On Friday, labor activists protested outside the company headquarters in Taipei, according to the AFP. “We urge Hon Hai to respect life and to stop its inhuman and militarised treatment of workers aimed at maximising profits,” the wire service quoted protest leader Lin Tzu-wen as saying. “The workers have to stand all day and they are not allowed to talk. They are treated almost like machines in a sweatshop environment.”
In July of 2009, a worker at Foxconn, which is a subsidiary of Hon Hai Precision Industries, Taiwan's largest company, killed himself after reportedly becoming distraught upon losing a prototype iPhone. At the time, New York-based China Labor Watch, pinned the man's death on “Foxconn's inhumane and militant management system, which lacks fundamental respect for human rights.”
Part Factory, Part City
The word “factory” is something of a misnomer: It would be more accurate to describe Foxconn's facility as a manufacturing city, according to the AP. Large-scale industrial production is booming in China on a mind-boggling scale. Imagine a gated industrial complex that sprawls across five square miles and employs hundreds of thousands of people on assembly lines running 24 hours per day.
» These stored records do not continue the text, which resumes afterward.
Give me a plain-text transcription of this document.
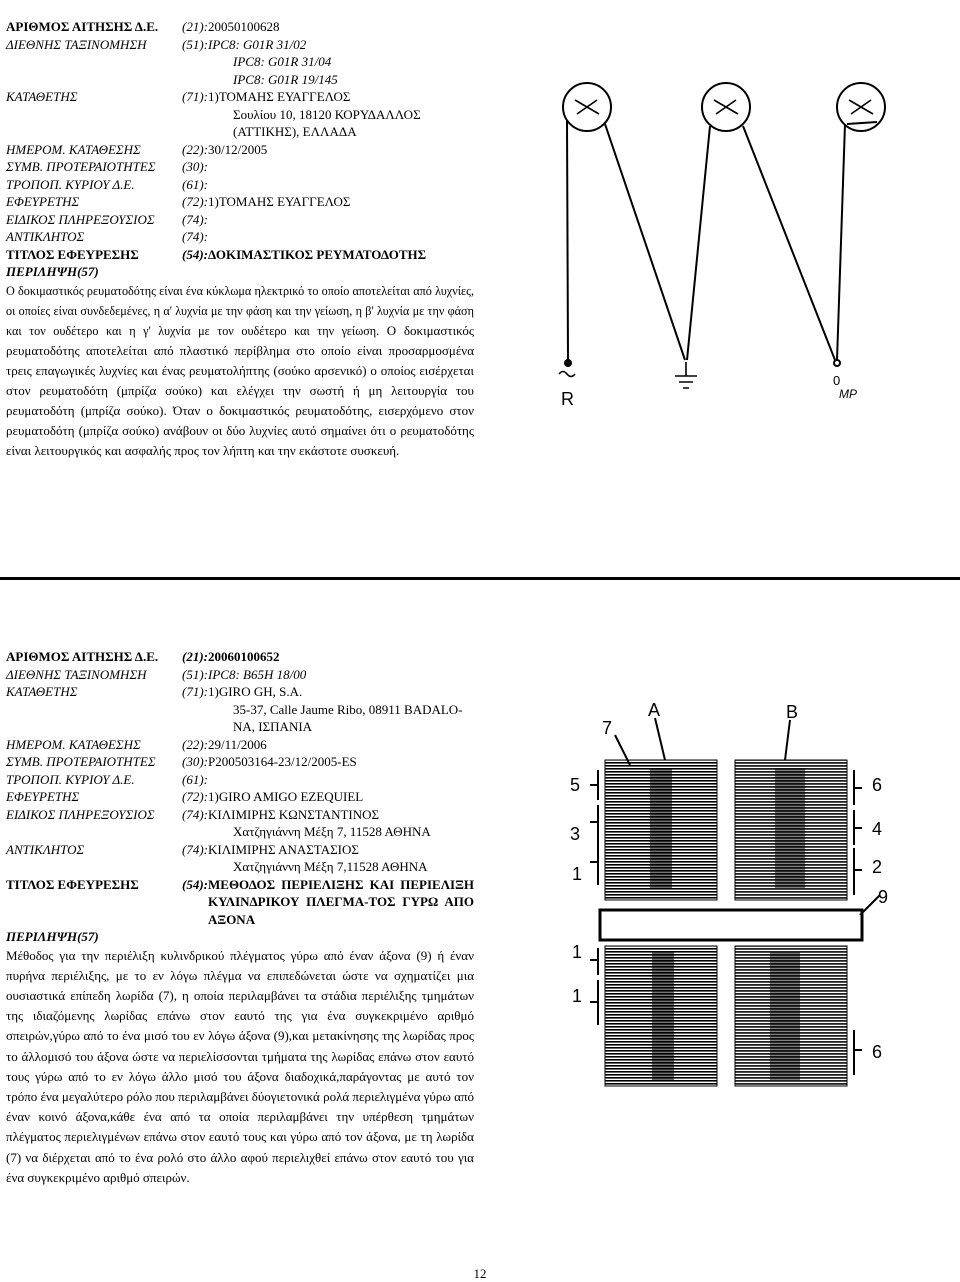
ΑΡΙΘΜΟΣ ΑΙΤΗΣΗΣ Δ.Ε.	(21):20050100628
ΔΙΕΘΝΗΣ ΤΑΞΙΝΟΜΗΣΗ	(51):IPC8: G01R 31/02
IPC8: G01R 31/04
IPC8: G01R 19/145
ΚΑΤΑΘΕΤΗΣ	(71):1)ΤΟΜΑΗΣ ΕΥΑΓΓΕΛΟΣ
Σουλίου 10, 18120 ΚΟΡΥΔΑΛΛΟΣ
(ΑΤΤΙΚΗΣ), ΕΛΛΑΔΑ
ΗΜΕΡΟΜ. ΚΑΤΑΘΕΣΗΣ	(22):30/12/2005
ΣΥΜΒ. ΠΡΟΤΕΡΑΙΟΤΗΤΕΣ	(30):
ΤΡΟΠΟΠ. ΚΥΡΙΟΥ Δ.Ε.	(61):
ΕΦΕΥΡΕΤΗΣ	(72):1)ΤΟΜΑΗΣ ΕΥΑΓΓΕΛΟΣ
ΕΙΔΙΚΟΣ ΠΛΗΡΕΞΟΥΣΙΟΣ	(74):
ΑΝΤΙΚΛΗΤΟΣ	(74):
ΤΙΤΛΟΣ ΕΦΕΥΡΕΣΗΣ	(54):ΔΟΚΙΜΑΣΤΙΚΟΣ ΡΕΥΜΑΤΟΔΟΤΗΣ
ΠΕΡΙΛΗΨΗ(57)
Ο δοκιμαστικός ρευματοδότης είναι ένα κύκλωμα ηλεκτρικό το οποίο αποτελείται από λυχνίες, οι οποίες είναι συνδεδεμένες, η α' λυχνία με την φάση και την γείωση, η β' λυχνία με την φάση και τον ουδέτερο και η γ' λυχνία με τον ουδέτερο και την γείωση. Ο δοκιμαστικός ρευματοδότης αποτελείται από πλαστικό περίβλημα στο οποίο είναι προσαρμοσμένα τρεις επαγωγικές λυχνίες και ένας ρευματολήπτης (σούκο αρσενικό) ο οποίος εισέρχεται στον ρευματοδότη (μπρίζα σούκο) και ελέγχει την σωστή ή μη λειτουργία του ρευματοδότη (μπρίζα σούκο). Όταν ο δοκιμαστικός ρευματοδότης, εισερχόμενο στον ρευματοδότη (μπρίζα σούκο) ανάβουν οι δύο λυχνίες αυτό σημαίνει ότι ο ρευματοδότης είναι λειτουργικός και ασφαλής προς τον λήπτη και την εκάστοτε συσκευή.
R
0
MP
ΑΡΙΘΜΟΣ ΑΙΤΗΣΗΣ Δ.Ε.	(21):20060100652
ΔΙΕΘΝΗΣ ΤΑΞΙΝΟΜΗΣΗ	(51):IPC8: B65H 18/00
ΚΑΤΑΘΕΤΗΣ	(71):1)GIRO GH, S.A.
35-37, Calle Jaume Ribo, 08911 BADALO-
NA, ΙΣΠΑΝΙΑ
ΗΜΕΡΟΜ. ΚΑΤΑΘΕΣΗΣ	(22):29/11/2006
ΣΥΜΒ. ΠΡΟΤΕΡΑΙΟΤΗΤΕΣ	(30):P200503164-23/12/2005-ES
ΤΡΟΠΟΠ. ΚΥΡΙΟΥ Δ.Ε.	(61):
ΕΦΕΥΡΕΤΗΣ	(72):1)GIRO AMIGO EZEQUIEL
ΕΙΔΙΚΟΣ ΠΛΗΡΕΞΟΥΣΙΟΣ	(74):ΚΙΛΙΜΙΡΗΣ ΚΩΝΣΤΑΝΤΙΝΟΣ
Χατζηγιάννη Μέξη 7, 11528 ΑΘΗΝΑ
ΑΝΤΙΚΛΗΤΟΣ	(74):ΚΙΛΙΜΙΡΗΣ ΑΝΑΣΤΑΣΙΟΣ
Χατζηγιάννη Μέξη 7,11528 ΑΘΗΝΑ
ΤΙΤΛΟΣ ΕΦΕΥΡΕΣΗΣ	(54): ΜΕΘΟΔΟΣ ΠΕΡΙΕΛΙΞΗΣ ΚΑΙ ΠΕΡΙΕΛΙΞΗ ΚΥΛΙΝΔΡΙΚΟΥ ΠΛΕΓΜΑ-ΤΟΣ ΓΥΡΩ ΑΠΟ ΑΞΟΝΑ
ΠΕΡΙΛΗΨΗ(57)
Μέθοδος για την περιέλιξη κυλινδρικού πλέγματος γύρω από έναν άξονα (9) ή έναν πυρήνα περιέλιξης, με το εν λόγω πλέγμα να επιπεδώνεται ώστε να σχηματίζει μια ουσιαστικά επίπεδη λωρίδα (7), η οποία περιλαμβάνει τα στάδια περιέλιξης τμημάτων της ιδιαζόμενης λωρίδας επάνω στον εαυτό της για ένα συγκεκριμένο αριθμό σπειρών,γύρω από το ένα μισό του εν λόγω άξονα (9),και μετακίνησης της λωρίδας προς το άλλομισό του άξονα ώστε να περιελίσσονται τμήματα της λωρίδας επάνω στον εαυτό τους γύρω από το εν λόγω άλλο μισό του άξονα διαδοχικά,παράγοντας με αυτό τον τρόπο ένα μεγαλύτερο ρόλο που περιλαμβάνει δύογιετονικά ρολά περιελιγμένα γύρω από έναν κοινό άξονα,κάθε ένα από τα οποία περιλαμβάνει την υπέρθεση τμημάτων πλέγματος περιελιγμένων επάνω στον εαυτό τους και γύρω από τον άξονα, με τη λωρίδα (7) να διέρχεται από το ένα ρολό στο άλλο αφού περιελιχθεί επάνω στον εαυτό του για ένα συγκεκριμένο αριθμό σπειρών.
A	B
7
5
3
1
6
4
2
9
1
1
6
12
The workers live there, eat there and shop there. And they make your iPhones and other electronic devices.
Gou's Wednesday tour of the facility represented something of a reversal of policy for the secretive company. Last year, Foxconn refused to take a Western reporter on a tour of the assembly lines, and guards threatened to beat up his translator. And earlier this year, guards outside a nearby Foxconn factory actually did assault a Reuters reporter.
As several observers have pointed out, China's annual suicide rate was 13 men and 15 women for every 100,000 people, according to World Health Organization statistics from 1999, so the Foxconn suicide rate doesn't appear to be abnormally large, though comparing workplace and general suicide stats can be tricky, especially when you're talking about a place like Shenzhen, where employees live and work in close proximity. Still, Apple and HP both said this week that they are investigating the suicides.
“We are in direct contact with Foxconn senior management and we believe they are taking this matter very seriously,” Apple said in a statement. “A team from Apple is independently evaluating the steps they are taking to address these tragic events and we will continue our ongoing inspections of the facilities where our products are made.”